Quick way to see that $\sqrt{1+x^2+y^2}^{-4}$ is $L^2$-integrable

Question

Is there a quick trick to determine that a function like $$f(x,y):=\sqrt{1+x^2+y^2}^{-4}$$ (which is essentially a negative power of the norm on $\mathbb R^d$ with the singularity at $0$ removed) is in $L^2(\mathbb R^2)$? $f$ is clearly bounded (it takes valeus in $[0,1]$), but that doesn't help here.

Answer 1

Hint $$\int_{\Bbb{R}^2} f^2=\sigma(S^1)\int_0^{\infty}\frac{r}{(\sqrt{1+r^2})^8}dr=\sigma(S^1)\int_0^{\infty}\frac{r}{(1+r^2)^4}dr$$ by polar coordinates.

Answer 2

Hint

$$ \sqrt{1+x^2+y^2}^{-4}=\frac{1}{(1+x^2+y^2)^2}=\frac{1}{1+x^2+y^2} \cdot \frac{1}{1+x^2+y^2}\leq \frac{1}{1+x^2} \cdot \frac{1}{1+y^2} $$

Answer 3

You can split the integral of $f^2$ into two pieces, $$ \int |f(x)|^2dx=\int_{|x|\le 1}|f(x)|^2\ dx+\int_{|x|>1} |f(x)|^2 \,dx $$ where $x=(x_1,x_2)\in\mathbb{R}^2$.

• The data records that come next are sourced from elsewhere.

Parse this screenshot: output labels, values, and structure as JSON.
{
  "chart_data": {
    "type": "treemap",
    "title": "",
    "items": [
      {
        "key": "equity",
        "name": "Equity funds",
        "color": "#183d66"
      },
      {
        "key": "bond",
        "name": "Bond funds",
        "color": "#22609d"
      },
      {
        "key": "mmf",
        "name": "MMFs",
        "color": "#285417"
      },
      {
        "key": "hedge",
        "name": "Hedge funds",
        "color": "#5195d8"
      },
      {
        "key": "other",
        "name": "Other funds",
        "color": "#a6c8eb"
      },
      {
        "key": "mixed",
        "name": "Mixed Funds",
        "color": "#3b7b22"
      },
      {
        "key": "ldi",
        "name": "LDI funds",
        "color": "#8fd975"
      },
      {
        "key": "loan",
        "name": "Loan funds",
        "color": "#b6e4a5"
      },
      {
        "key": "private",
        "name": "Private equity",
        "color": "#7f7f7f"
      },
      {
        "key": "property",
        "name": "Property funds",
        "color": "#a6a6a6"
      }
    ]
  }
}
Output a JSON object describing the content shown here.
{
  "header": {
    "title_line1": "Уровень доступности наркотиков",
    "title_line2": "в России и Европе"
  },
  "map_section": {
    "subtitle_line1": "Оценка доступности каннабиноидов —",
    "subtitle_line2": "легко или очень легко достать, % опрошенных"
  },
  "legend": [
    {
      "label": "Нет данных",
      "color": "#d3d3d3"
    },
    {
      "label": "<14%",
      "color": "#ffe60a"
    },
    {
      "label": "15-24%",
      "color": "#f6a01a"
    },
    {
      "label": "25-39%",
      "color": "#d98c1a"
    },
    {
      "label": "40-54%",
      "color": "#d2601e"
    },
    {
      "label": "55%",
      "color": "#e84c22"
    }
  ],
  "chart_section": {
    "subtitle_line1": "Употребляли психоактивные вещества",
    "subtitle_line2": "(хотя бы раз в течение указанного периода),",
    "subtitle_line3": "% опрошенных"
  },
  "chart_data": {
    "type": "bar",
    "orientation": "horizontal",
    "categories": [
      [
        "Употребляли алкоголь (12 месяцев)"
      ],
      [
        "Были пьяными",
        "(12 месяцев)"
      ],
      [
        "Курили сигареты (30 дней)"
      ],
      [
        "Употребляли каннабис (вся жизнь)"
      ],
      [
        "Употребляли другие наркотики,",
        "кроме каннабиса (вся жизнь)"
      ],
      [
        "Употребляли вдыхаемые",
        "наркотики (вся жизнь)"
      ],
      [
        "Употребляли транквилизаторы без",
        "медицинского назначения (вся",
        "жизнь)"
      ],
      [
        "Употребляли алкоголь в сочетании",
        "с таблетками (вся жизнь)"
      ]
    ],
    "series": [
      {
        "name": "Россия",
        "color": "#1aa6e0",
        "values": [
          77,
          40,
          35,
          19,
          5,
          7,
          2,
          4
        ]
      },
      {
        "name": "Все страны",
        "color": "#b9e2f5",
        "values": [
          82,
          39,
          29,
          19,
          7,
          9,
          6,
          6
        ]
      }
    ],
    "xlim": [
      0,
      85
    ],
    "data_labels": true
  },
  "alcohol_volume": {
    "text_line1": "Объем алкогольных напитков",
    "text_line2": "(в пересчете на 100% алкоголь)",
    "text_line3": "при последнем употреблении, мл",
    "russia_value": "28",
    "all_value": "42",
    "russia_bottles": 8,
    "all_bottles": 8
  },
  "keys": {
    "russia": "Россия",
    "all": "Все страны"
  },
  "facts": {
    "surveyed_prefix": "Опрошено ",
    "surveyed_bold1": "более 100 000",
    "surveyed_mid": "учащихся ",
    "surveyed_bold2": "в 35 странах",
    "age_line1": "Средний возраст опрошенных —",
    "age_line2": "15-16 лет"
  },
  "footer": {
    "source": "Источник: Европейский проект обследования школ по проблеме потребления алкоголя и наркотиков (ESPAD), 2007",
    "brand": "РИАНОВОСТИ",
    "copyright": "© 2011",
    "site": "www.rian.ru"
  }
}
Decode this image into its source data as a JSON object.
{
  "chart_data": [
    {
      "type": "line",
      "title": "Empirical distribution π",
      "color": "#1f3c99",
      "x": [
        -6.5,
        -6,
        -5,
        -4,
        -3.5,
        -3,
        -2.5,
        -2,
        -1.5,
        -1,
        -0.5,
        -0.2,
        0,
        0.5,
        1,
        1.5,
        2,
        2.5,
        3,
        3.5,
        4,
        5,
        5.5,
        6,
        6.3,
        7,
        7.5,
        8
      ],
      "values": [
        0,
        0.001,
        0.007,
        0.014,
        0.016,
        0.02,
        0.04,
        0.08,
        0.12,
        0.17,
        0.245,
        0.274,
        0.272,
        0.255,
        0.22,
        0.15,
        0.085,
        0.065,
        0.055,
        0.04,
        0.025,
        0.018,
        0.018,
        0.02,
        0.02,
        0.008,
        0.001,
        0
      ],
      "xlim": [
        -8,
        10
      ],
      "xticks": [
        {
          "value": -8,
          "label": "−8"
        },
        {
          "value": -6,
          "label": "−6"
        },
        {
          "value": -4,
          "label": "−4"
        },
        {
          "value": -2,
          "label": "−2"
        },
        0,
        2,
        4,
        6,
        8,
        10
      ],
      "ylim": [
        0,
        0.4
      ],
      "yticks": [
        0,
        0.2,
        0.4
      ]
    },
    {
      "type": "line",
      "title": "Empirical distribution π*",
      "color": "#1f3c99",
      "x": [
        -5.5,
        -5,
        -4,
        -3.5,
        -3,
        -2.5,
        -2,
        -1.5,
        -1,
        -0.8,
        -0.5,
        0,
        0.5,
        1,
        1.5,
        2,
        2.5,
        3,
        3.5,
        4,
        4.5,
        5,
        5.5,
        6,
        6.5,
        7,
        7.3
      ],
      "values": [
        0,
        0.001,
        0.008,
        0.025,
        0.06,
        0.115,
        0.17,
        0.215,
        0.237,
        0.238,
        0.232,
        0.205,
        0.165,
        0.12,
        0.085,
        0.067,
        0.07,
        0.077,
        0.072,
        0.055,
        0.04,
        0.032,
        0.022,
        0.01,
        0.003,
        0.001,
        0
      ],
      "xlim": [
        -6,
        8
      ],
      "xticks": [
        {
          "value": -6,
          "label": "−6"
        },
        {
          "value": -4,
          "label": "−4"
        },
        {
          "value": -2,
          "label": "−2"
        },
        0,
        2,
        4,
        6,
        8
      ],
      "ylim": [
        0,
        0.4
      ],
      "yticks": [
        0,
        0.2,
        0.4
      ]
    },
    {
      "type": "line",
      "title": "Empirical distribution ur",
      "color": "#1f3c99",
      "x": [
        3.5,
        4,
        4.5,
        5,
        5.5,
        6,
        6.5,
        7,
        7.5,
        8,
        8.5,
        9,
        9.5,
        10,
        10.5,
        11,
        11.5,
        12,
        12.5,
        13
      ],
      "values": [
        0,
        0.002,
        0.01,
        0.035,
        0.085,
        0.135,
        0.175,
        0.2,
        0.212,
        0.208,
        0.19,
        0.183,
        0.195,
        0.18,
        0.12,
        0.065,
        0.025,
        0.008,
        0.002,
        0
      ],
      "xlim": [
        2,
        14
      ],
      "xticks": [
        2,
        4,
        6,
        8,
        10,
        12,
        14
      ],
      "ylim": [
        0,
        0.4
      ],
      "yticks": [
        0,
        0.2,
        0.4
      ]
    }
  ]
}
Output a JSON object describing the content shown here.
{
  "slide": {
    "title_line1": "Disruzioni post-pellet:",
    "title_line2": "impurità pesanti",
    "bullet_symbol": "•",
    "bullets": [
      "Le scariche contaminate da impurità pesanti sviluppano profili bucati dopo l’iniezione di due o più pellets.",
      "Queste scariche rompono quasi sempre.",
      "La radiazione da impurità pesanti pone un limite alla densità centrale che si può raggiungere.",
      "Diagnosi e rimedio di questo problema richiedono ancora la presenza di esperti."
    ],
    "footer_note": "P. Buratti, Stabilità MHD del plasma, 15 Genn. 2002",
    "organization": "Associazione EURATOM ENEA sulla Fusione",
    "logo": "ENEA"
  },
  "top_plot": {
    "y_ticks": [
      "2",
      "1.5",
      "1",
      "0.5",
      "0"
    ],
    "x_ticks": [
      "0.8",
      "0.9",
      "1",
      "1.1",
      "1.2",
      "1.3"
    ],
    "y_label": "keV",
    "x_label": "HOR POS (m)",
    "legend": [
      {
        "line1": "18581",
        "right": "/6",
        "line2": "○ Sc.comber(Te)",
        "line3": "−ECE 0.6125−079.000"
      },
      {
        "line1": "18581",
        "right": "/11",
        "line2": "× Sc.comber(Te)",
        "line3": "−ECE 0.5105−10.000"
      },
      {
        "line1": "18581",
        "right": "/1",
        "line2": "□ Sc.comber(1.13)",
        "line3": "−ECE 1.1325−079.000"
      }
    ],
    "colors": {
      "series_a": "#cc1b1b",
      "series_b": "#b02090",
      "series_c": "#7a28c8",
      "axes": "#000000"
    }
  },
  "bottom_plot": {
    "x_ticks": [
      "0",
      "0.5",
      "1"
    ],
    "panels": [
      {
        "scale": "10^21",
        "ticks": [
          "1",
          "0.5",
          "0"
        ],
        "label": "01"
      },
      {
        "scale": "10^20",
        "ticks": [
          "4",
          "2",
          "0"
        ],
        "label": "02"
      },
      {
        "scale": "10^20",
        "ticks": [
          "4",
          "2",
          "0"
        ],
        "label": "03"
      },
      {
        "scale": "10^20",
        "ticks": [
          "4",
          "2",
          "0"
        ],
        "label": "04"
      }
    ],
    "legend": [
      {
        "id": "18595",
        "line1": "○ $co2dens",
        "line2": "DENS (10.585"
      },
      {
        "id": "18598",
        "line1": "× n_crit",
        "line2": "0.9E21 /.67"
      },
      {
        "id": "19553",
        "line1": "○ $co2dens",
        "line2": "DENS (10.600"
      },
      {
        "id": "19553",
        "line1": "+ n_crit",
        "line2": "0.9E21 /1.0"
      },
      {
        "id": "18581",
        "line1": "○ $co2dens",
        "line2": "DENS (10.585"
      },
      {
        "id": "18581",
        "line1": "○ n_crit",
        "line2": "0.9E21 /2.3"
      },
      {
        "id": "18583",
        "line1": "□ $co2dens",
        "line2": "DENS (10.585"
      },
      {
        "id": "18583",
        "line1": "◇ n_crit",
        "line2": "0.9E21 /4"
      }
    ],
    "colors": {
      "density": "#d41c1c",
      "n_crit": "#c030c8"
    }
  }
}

You have no problem for the first piece $\int_{|x|\le 1}$ since, as you observed, $f$ is bounded. For the second piece, note that $$ |f(x)|^2=\frac{1}{(1+|x|^2)^4}\le \frac{1}{|x|^8}\tag{1} $$

It is fairly easy to see by polar coordinates that $$ \int_{|x|>1} \frac{1}{|x|^8}\,dx<\infty $$